Lorsque l'on vient plaider l'acquittement dans une affaire où la peine maximale encourue est de 30 ans, voire la perpétuité pour les récidivistes, on ne laisse rien passer au camp adverse. Surtout pas les approximations. Bien décidée à s'engouffrer dans la moindre brèche du dossier, et ulcérée par "la partialité" de l'accusation, la douzaine d'avocats de la défense n'a laissé aucun répit aux trois enquêteurs de la BRB (Brigade de répression du banditisme) qui se sont succédé hier à la barre de la cour d'assises, à Aix, qui juge la tentative de braquage du centre fort Sazias, à Gémenos, le 9 août 2011.
"Vous allez devoir juger un dossier où les pièces ont été catapultées !", grince Me d'Arrigo à l'attention de la cour. Face à elle, un enquêteur de la police judiciaire lessivé par trois heures de déposition, dont deux bonnes de questions. "On a travaillé à charge et à décharge, se défend le policier. Le travail a été bien fait. C'est la BRB. On vérifie tout." Sur le banc de la défense, on ne prend même pas la peine de retenir une moue dubitative.
Méthodiques, les enquêteurs avaient égrené les "éléments matériels à charge" : l'achat d'un traceur et d'un collier GPS par Nicolas Daoudi, le locataire d'un box à la Ciotat dans lequel avait été découvert un véritable arsenal ; des traces d'ADN correspondant à certains accusés retrouvées soit sur les lieux de l'attaque soit dans la bergerie des frères Basile ; un pied-de-biche identique à celui filmé par une caméra de Sazias avec la même peinture que la porte du centre fort, une dénonciation anonyme et quelques mots captés lors d'écoutes téléphoniques notamment. Écoutes téléphoniques, qui avaient d'ailleurs été diligentées dans le cadre du précédent braquage d'un fourgon Sazias, avant l'attaque avortée du 9 août 2011. Soupçonnant Michel Acaries du coup de 2010, la PJ avait placé sur écoutes Sébastien Brundu présenté comme "son homme à tout faire".

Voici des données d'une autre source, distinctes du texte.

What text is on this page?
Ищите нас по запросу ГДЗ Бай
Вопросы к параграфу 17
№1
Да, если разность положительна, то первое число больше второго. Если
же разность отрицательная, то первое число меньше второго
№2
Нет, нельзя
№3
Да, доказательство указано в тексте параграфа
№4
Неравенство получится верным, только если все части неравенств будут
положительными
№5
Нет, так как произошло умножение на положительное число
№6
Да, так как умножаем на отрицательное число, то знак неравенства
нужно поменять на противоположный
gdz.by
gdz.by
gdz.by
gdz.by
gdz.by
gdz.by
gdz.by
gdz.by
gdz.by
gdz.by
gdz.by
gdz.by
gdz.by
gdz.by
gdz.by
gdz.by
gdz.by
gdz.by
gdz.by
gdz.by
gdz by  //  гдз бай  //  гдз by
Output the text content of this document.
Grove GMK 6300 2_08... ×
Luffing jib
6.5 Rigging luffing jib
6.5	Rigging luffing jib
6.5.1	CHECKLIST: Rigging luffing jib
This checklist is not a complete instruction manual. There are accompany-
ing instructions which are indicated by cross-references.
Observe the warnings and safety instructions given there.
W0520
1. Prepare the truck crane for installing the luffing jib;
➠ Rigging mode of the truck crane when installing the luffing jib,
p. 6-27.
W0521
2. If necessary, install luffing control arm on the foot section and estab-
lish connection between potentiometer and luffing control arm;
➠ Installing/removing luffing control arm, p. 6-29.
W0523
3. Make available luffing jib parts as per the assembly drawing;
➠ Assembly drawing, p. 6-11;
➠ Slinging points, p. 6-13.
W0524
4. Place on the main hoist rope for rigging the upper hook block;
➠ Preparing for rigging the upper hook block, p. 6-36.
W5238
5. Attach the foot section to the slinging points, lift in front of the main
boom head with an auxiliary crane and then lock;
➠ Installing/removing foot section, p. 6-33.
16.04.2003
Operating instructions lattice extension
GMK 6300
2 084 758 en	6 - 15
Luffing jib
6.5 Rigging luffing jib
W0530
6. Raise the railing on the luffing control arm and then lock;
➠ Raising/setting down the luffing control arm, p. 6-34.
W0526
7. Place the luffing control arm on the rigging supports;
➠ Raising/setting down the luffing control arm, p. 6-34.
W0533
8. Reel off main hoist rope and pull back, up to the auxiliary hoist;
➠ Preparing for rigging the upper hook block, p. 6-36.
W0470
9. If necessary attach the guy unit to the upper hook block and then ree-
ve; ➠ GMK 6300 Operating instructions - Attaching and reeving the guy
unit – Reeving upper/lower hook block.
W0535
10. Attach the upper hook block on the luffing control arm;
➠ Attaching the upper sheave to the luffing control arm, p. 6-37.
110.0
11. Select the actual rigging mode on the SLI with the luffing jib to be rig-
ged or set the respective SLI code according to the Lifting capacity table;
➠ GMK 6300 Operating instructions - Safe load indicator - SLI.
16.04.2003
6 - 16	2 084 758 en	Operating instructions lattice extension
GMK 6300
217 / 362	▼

Le mot "kalach" avait fait irruption dans une conversation quelques jours avant les faits de 2011, mais l'intéressé assure qu'il parlait de "canache", une contraction hasardeuse de canne à pêche... Le doute profitant toujours à l'accusé, un de ses avocats, Me Moroni, exploite la faille. "Et Acariès, vous l'avez entendu ?" "Non, on ne l'a pas jugé nécessaire", répond l'enquêteur. "Pourquoi vous faites, alors, le rapprochement avec Brundu ?", insiste l'avocat. "Car Acariès fait partie du grand banditisme... Cela voulait dire que Brundu fréquentait des gens du banditisme... " "Vous savez qu'Acariès est cloué dans un fauteuil roulant depuis 2002 ? Alors quel rapport avec la tentative de braquage de 2011 ?", assène Me Morori à la face d'un policier décontenancé.
"Je pense, encore une fois, que vos investigations ont été menées à charge", tacle à son tour Me d'Arrigo. Donc, reprend Lionel Moroni, Brundu était surveillé dans le cadre du braquage de 2010. Mais l'était-il ce 9 août 2011... ?" Embarrassé, un des enquêteurs botte en touche : "Je sais pas... Demandez à la BRI (brigade de recherche et d'intervention, ndlr)". Même flottement au sujet des frères Basile. Claude avait été interpellé par la BRI mais Paul, son frère, était parvenu à leur échapper.
Un mois plus tard, il était cueilli dans un bar de La Ciotat. Une femme avait alerté la police en assurant que l'homme, ivre, s'était vanté d'être l'un des auteurs de l'attaque. "Il est en cavale et, par la plus grande imprudence, raconte qu'il fait partie du commando, relève Me Pinelli. Elle me semble un peu dure à encaisser cette histoire. Pensez-vous que c'est convaincant ?" "Faut demander aux collègues de La Ciotat qui l'ont arrêté ! lâche, passablement agacé, un des policiers. Ça fait beaucoup de pensées... Et je ne pense pas autant que ça... " Un point commun avec le commando. Car si la logistique était au point, la réflexion n'a pas vraiment décollé du ras du sol. Quelques minutes avant de passer à l'attaque, trois malfaiteurs, cagoules relevées sur la tête, n'avaient même pas vu qu'ils étaient suivis depuis Aubagne par une voiture de la Bac alors qu'ils lançaient par poignées des clous sur la chaussée... Jusqu'au centre fort de Gémenos.